Pisa: Abodi da Petroni, ore contate per la società

Pubblicato il autore: Salvatore Ciotta

Abodi-Serie-B
La sporca faccenda si è maledettamente complicata, i Petroni proprio non vogliono cedere di un millimetro, la situazione assume sempre più la vicenda di un thriller, i tifosi sono entrati nuovamente in un incubo da cui sembrano non avere più uscita. Ieri sera il Presidente della Lega Serie b Abodi era a Roma, ma a quanto pare non ha incontrato di persona gli attuali proprietari del Pisa, vi è stato solamente uno scambio di messaggi e mail per cercare di portare Petroni alla ragione, ma niente. In queste ore il probabile incontro sembra essere in corso, queste le sue parole “Non c’è più tempo. Accordo subito”, la proposta dei Corrado è ancora valida ma è ritenuta troppo bassa l’offerta a quanto pare.

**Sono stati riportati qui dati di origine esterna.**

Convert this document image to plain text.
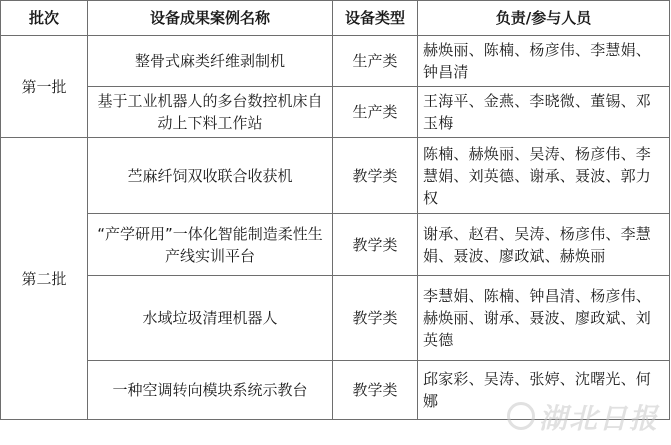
批次	设备成果案例名称	设备类型	负责/参与人员
第一批	整骨式麻类纤维剥制机	生产类	赫焕丽、陈楠、杨彦伟、李慧娟、钟昌清
	基于工业机器人的多台数控机床自动上下料工作站	生产类	王海平、金燕、李晓微、董锡、邓玉梅
第二批	苎麻纤饲双收联合收获机	教学类	陈楠、赫焕丽、吴涛、杨彦伟、李慧娟、刘英德、谢承、聂波、郭力权
	“产学研用”一体化智能制造柔性生产线实训平台	教学类	谢承、赵君、吴涛、杨彦伟、李慧娟、聂波、廖政斌、赫焕丽
	水域垃圾清理机器人	教学类	李慧娟、陈楠、钟昌清、杨彦伟、赫焕丽、谢承、聂波、廖政斌、刘英德
	一种空调转向模块系统示教台	教学类	邱家彩、吴涛、张婷、沈曙光、何娜
湖北日报
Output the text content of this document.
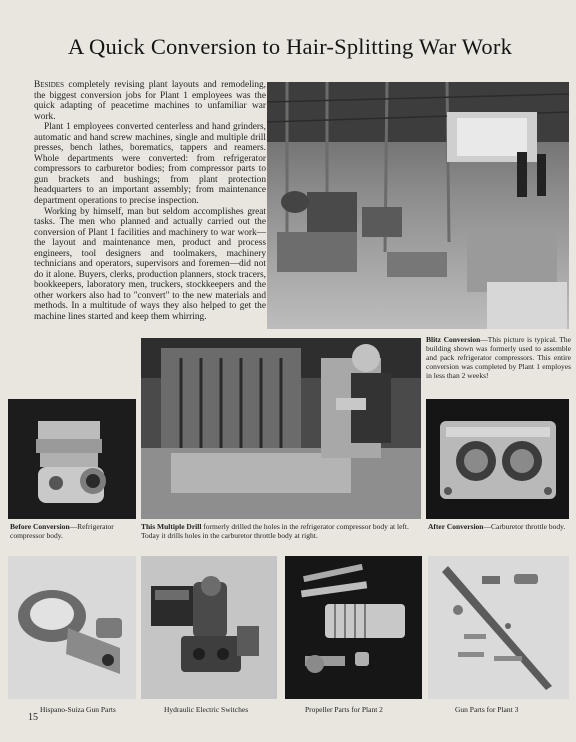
A Quick Conversion to Hair-Splitting War Work

Besides completely revising plant layouts and remodeling, the biggest conversion jobs for Plant 1 employees was the quick adapting of peacetime machines to unfamiliar war work.

Plant 1 employees converted centerless and hand grinders, automatic and hand screw machines, single and multiple drill presses, bench lathes, borematics, tappers and reamers. Whole departments were converted: from refrigerator compressors to carburetor bodies; from compressor parts to gun brackets and bushings; from plant protection headquarters to an important assembly; from maintenance department operations to precise inspection.

Working by himself, man but seldom accomplishes great tasks. The men who planned and actually carried out the conversion of Plant 1 facilities and machinery to war work—the layout and maintenance men, product and process engineers, tool designers and toolmakers, machinery technicians and operators, supervisors and foremen—did not do it alone. Buyers, clerks, production planners, stock tracers, bookkeepers, laboratory men, truckers, stockkeepers and the other workers also had to "convert" to the new materials and methods. In a multitude of ways they also helped to get the machine lines started and keep them whirring.

Blitz Conversion—This picture is typical. The building shown was formerly used to assemble and pack refrigerator compressors. This entire conversion was completed by Plant 1 employes in less than 2 weeks!
Before Conversion—Refrigerator compressor body.
This Multiple Drill formerly drilled the holes in the refrigerator compressor body at left. Today it drills holes in the carburetor throttle body at right.
After Conversion—Carburetor throttle body.
Hispano-Suiza Gun Parts	Hydraulic Electric Switches	Propeller Parts for Plant 2	Gun Parts for Plant 3
15
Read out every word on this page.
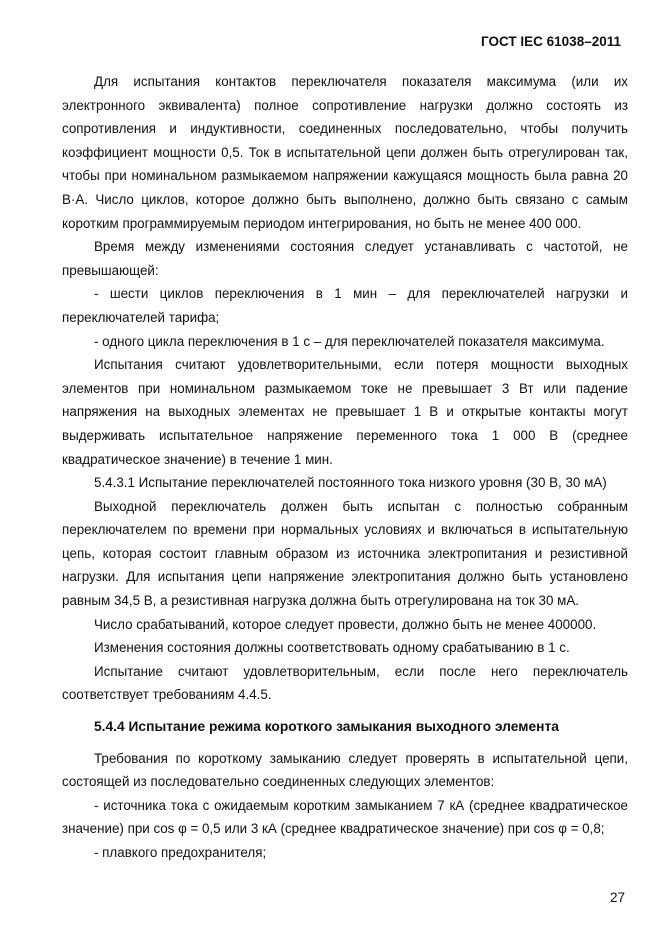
ГОСТ IEC 61038–2011

Для испытания контактов переключателя показателя максимума (или их электронного эквивалента) полное сопротивление нагрузки должно состоять из сопротивления и индуктивности, соединенных последовательно, чтобы получить коэффициент мощности 0,5. Ток в испытательной цепи должен быть отрегулирован так, чтобы при номинальном размыкаемом напряжении кажущаяся мощность была равна 20 В·А. Число циклов, которое должно быть выполнено, должно быть связано с самым коротким программируемым периодом интегрирования, но быть не менее 400 000.

Время между изменениями состояния следует устанавливать с частотой, не превышающей:

- шести циклов переключения в 1 мин – для переключателей нагрузки и переключателей тарифа;

- одного цикла переключения в 1 с – для переключателей показателя максимума.

Испытания считают удовлетворительными, если потеря мощности выходных элементов при номинальном размыкаемом токе не превышает 3 Вт или падение напряжения на выходных элементах не превышает 1 В и открытые контакты могут выдерживать испытательное напряжение переменного тока 1 000 В (среднее квадратическое значение) в течение 1 мин.

5.4.3.1 Испытание переключателей постоянного тока низкого уровня (30 В, 30 мА)

Выходной переключатель должен быть испытан с полностью собранным переключателем по времени при нормальных условиях и включаться в испытательную цепь, которая состоит главным образом из источника электропитания и резистивной нагрузки. Для испытания цепи напряжение электропитания должно быть установлено равным 34,5 В, а резистивная нагрузка должна быть отрегулирована на ток 30 мА.

Число срабатываний, которое следует провести, должно быть не менее 400000.

Изменения состояния должны соответствовать одному срабатыванию в 1 с.

Испытание считают удовлетворительным, если после него переключатель соответствует требованиям 4.4.5.

5.4.4 Испытание режима короткого замыкания выходного элемента

Требования по короткому замыканию следует проверять в испытательной цепи, состоящей из последовательно соединенных следующих элементов:

- источника тока с ожидаемым коротким замыканием 7 кА (среднее квадратическое значение) при cos φ = 0,5 или 3 кА (среднее квадратическое значение) при cos φ = 0,8;

- плавкого предохранителя;

27
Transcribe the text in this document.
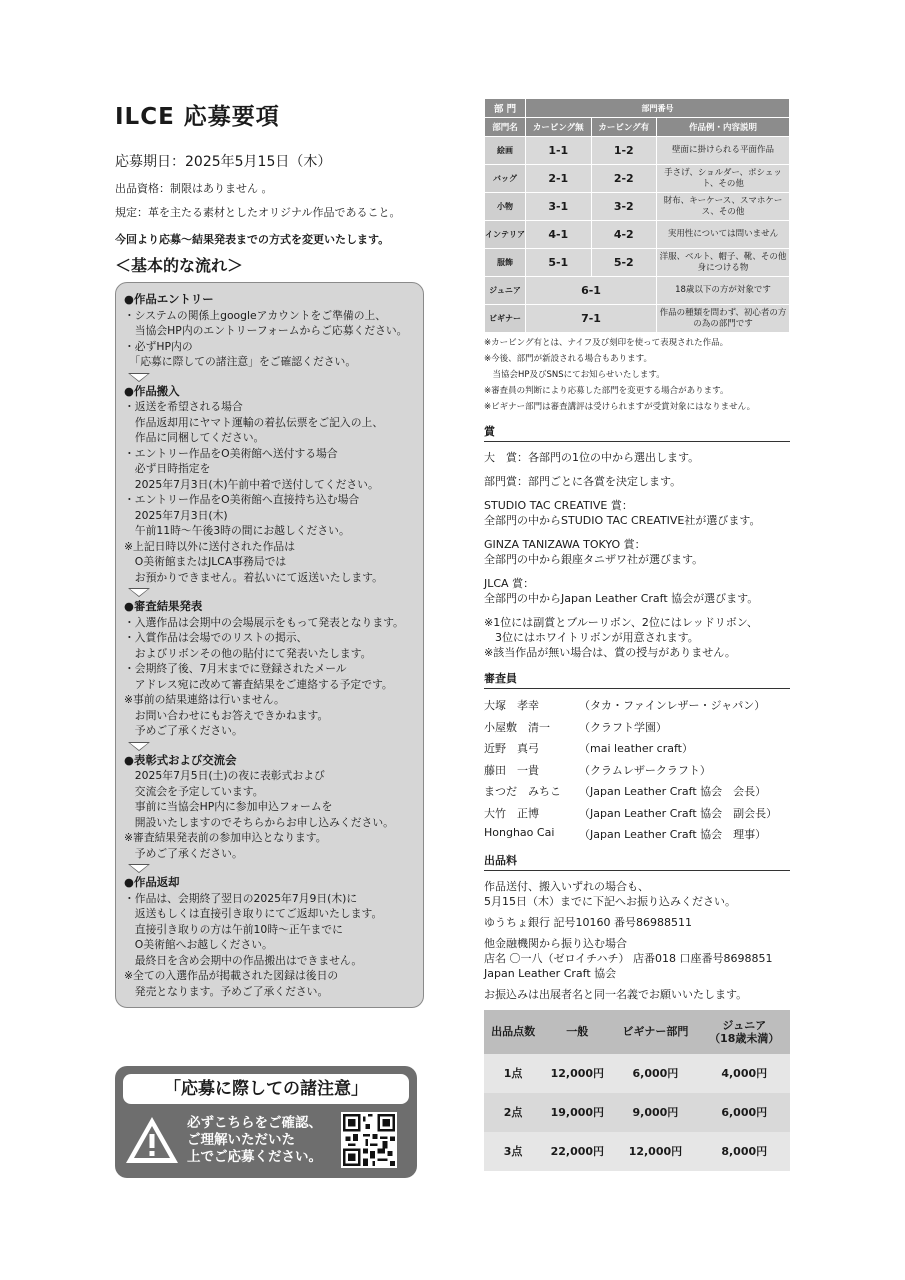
ILCE 応募要項
応募期日：2025年5月15日（木）
出品資格：制限はありません 。
規定：革を主たる素材としたオリジナル作品であること。
今回より応募～結果発表までの方式を変更いたします。
＜基本的な流れ＞
●作品エントリー
・システムの関係上googleアカウントをご準備の上、
　当協会HP内のエントリーフォームからご応募ください。
・必ずHP内の
　「応募に際しての諸注意」をご確認ください。
●作品搬入
・返送を希望される場合
　作品返却用にヤマト運輸の着払伝票をご記入の上、
　作品に同梱してください。
・エントリー作品をO美術館へ送付する場合
　必ず日時指定を
　2025年7月3日(木)午前中着で送付してください。
・エントリー作品をO美術館へ直接持ち込む場合
　2025年7月3日(木)
　午前11時～午後3時の間にお越しください。
※上記日時以外に送付された作品は
　O美術館またはJLCA事務局では
　お預かりできません。着払いにて返送いたします。
●審査結果発表
・入選作品は会期中の会場展示をもって発表となります。
・入賞作品は会場でのリストの掲示、
　およびリボンその他の貼付にて発表いたします。
・会期終了後、7月末までに登録されたメール
　アドレス宛に改めて審査結果をご連絡する予定です。
※事前の結果連絡は行いません。
　お問い合わせにもお答えできかねます。
　予めご了承ください。
●表彰式および交流会
　2025年7月5日(土)の夜に表彰式および
　交流会を予定しています。
　事前に当協会HP内に参加申込フォームを
　開設いたしますのでそちらからお申し込みください。
※審査結果発表前の参加申込となります。
　予めご了承ください。
●作品返却
・作品は、会期終了翌日の2025年7月9日(木)に
　返送もしくは直接引き取りにてご返却いたします。
　直接引き取りの方は午前10時～正午までに
　O美術館へお越しください。
　最終日を含め会期中の作品搬出はできません。
※全ての入選作品が掲載された図録は後日の
　発売となります。予めご了承ください。
「応募に際しての諸注意」
必ずこちらをご確認、
ご理解いただいた
上でご応募ください。
部 門	部門番号		
部門名	カービング無	カービング有	作品例・内容説明
絵画	1-1	1-2	壁面に掛けられる平面作品
バッグ	2-1	2-2	手さげ、ショルダー、ポシェット、その他
小物	3-1	3-2	財布、キーケース、スマホケース、その他
インテリア	4-1	4-2	実用性については問いません
服飾	5-1	5-2	洋服、ベルト、帽子、靴、その他身につける物
ジュニア	6-1		18歳以下の方が対象です
ビギナー	7-1		作品の種類を問わず、初心者の方の為の部門です
※カービング有とは、ナイフ及び刻印を使って表現された作品。
※今後、部門が新設される場合もあります。
　当協会HP及びSNSにてお知らせいたします。
※審査員の判断により応募した部門を変更する場合があります。
※ビギナー部門は審査講評は受けられますが受賞対象にはなりません。
賞
大　賞：各部門の1位の中から選出します。
部門賞：部門ごとに各賞を決定します。
STUDIO TAC CREATIVE 賞：
全部門の中からSTUDIO TAC CREATIVE社が選びます。
GINZA TANIZAWA TOKYO 賞：
全部門の中から銀座タニザワ社が選びます。
JLCA 賞：
全部門の中からJapan Leather Craft 協会が選びます。
※1位には副賞とブルーリボン、2位にはレッドリボン、
　3位にはホワイトリボンが用意されます。
※該当作品が無い場合は、賞の授与がありません。
審査員
大塚　孝幸	（タカ・ファインレザー・ジャパン）
小屋敷　清一	（クラフト学園）
近野　真弓	（mai leather craft）
藤田　一貴	（クラムレザークラフト）
まつだ　みちこ	（Japan Leather Craft 協会　会長）
大竹　正博	（Japan Leather Craft 協会　副会長）
Honghao Cai	（Japan Leather Craft 協会　理事）
出品料
作品送付、搬入いずれの場合も、
5月15日（木）までに下記へお振り込みください。
ゆうちょ銀行 記号10160 番号86988511
他金融機関から振り込む場合
店名 〇一八（ゼロイチハチ） 店番018 口座番号8698851
Japan Leather Craft 協会
お振込みは出展者名と同一名義でお願いいたします。
出品点数	一般	ビギナー部門	ジュニア
（18歳未満）

1点	12,000円	6,000円	4,000円
2点	19,000円	9,000円	6,000円
3点	22,000円	12,000円	8,000円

Il muro contro muro va avanti ormai da mesi, cambiano i mediatori dal Sindaco  Filippeschi  ad Abodi, ma niente sembra far cambiare idea a persone che si aggrappano disperatamente all’ultima cima, non sapendo che il naufragio è li dietro l’angolo. Ipotesi, ma forse certezza, è quella che Petroni F. starebbe aspettando la sentenza che lo vede coinvolto con l’accusa di bancarotta fraudolenta, con richiesta di circa 8 anni di carcere, ed in caso di assoluzione ritornerebbe a bordo di una nave che da quando è ai comandi non ha mai navigato bene. Ipotesi sarebbe anche quella di smantellare la squadra per far fronte ai debiti, cosa a cui nessuno di noi spera di arrivare, manche se siamo sicuri che prima di arrivare a ciò i giocatori chiederebbero la rescissione del contratto.
I tifosi sono in rivolta, si temono  in caso di esito negativo della trattativa,  azioni pesanti come potrebbe essere quella di non far disputare il match di domani contro il Trapani.